Chronic failure to receive adequate empathy and fulfillment of needs in childhood can profoundly affect our sense of self and belonging in adulthood.Physical separation or emotional abandonment from parents in childhood impacts how as adults we experience being alone, the ending of a relationship, death, or other significant loss. Sadness,loneliness, and/or emptiness, can activate feelings of shame and vice versa.Often, these early deficits are exacerbated by additional trauma, abuse, andabandonment later in adolescence and adult relationships. After a loss, we can feel like the world has died, representing a symbolic death of our mother or ofthe self, and be accompanied by feelings of emptiness and nothingness.

在童年时期长期失败于接受充足的同理心和需求的满足能深刻地影响在成年时期我们对于自我的感受和归属感。在童年时期来自父母的实体分隔或者情感抛弃极大影响着作为成年人我们如何经历孤独,一段关系的结束,死亡,或者其他重大损失。悲哀,孤独,和/或空虚,都能刺激羞耻的感受,反之亦然。通常来说,这些早期的不足会因着额外的外伤,虐待,随后在青年期和成人关系中的抛弃而加重。失败以后,我们会感觉这世界已死,代表我们母亲或者自体的象征性死亡,并且被空虚和虚无的感觉伴随。

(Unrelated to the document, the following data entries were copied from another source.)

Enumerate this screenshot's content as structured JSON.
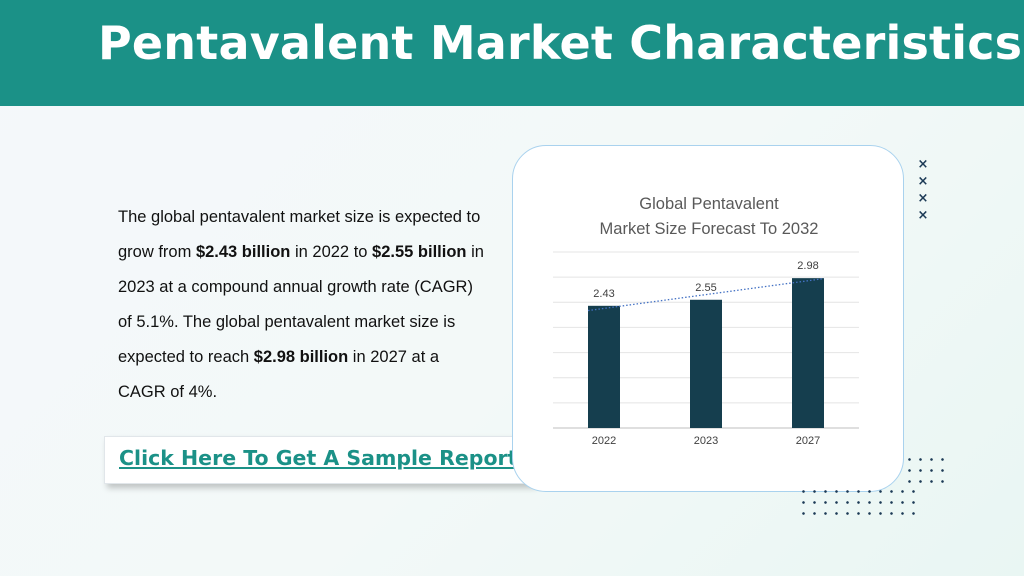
{
  "header": {
    "title": "Pentavalent Market Characteristics:"
  },
  "body": {
    "segments": [
      {
        "text": "The global pentavalent market size is expected to grow from ",
        "bold": false
      },
      {
        "text": "$2.43 billion",
        "bold": true
      },
      {
        "text": " in 2022 to ",
        "bold": false
      },
      {
        "text": "$2.55 billion",
        "bold": true
      },
      {
        "text": " in 2023 at a compound annual growth rate (CAGR) of 5.1%. The global pentavalent market size is expected to reach ",
        "bold": false
      },
      {
        "text": "$2.98 billion",
        "bold": true
      },
      {
        "text": " in 2027 at a CAGR of 4%.",
        "bold": false
      }
    ]
  },
  "cta": {
    "label": "Click Here To Get A Sample Report"
  },
  "decorations": {
    "xmark_glyph": "×",
    "accent_color": "#1b9187",
    "dark_navy": "#1c3a56"
  },
  "chart_data": {
    "type": "bar",
    "title_lines": [
      "Global Pentavalent",
      "Market Size Forecast To 2032"
    ],
    "categories": [
      "2022",
      "2023",
      "2027"
    ],
    "values": [
      2.43,
      2.55,
      2.98
    ],
    "value_labels": [
      "2.43",
      "2.55",
      "2.98"
    ],
    "ylim": [
      0,
      3.5
    ],
    "grid": true,
    "trendline": "linear dotted",
    "bar_color": "#153e4e",
    "trend_color": "#4472c4"
  }
}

Searching for wholeness through addiction and others provides only temporary relief from emptiness and depression and further alienates us from ourselves and a solution. This strategy stops working when the passionof a new relationship or an addictive high wanes. We’re disappointed; our needs go unmet; and loneliness, emptiness, and depression return. We may long for the initial passionate, vibrant relationship. Unbearable anxiety andemptiness intensify when we try to detach from an addictive relationship, whenwe’re alone, or when we finally stop trying to help, pursue, or change someoneelse. Letting go and accepting our powerlessness over others can evoke the same emptiness that addicts experience when giving up drugs or a process addiction.

通过沉迷上瘾和其他提供暂时地从空虚和沮丧及更深的自我疏离中减轻和一个解决方案来寻求完全。当一段新关系的激情或者一个成瘾的高地衰退时,这个战略会停止工作。而我们是失望的;我们的需求没有得到满足;孤独,空虚,沮丧忧愁再次袭来。我们可能渴望最初的热情,充满活力的关系。当我们尝试着从一段上瘾的关系中分离,难以忍受的焦虑和空虚会加重,当我们独自的时候或者当我们最终停止尝试去帮助,追逐或者改变其他的某个人时。放手和接受我们对于他人的无能为力能引起同样的空虚,如同在放弃药物或者一个放弃药物过程的上瘾时候的上瘾经历。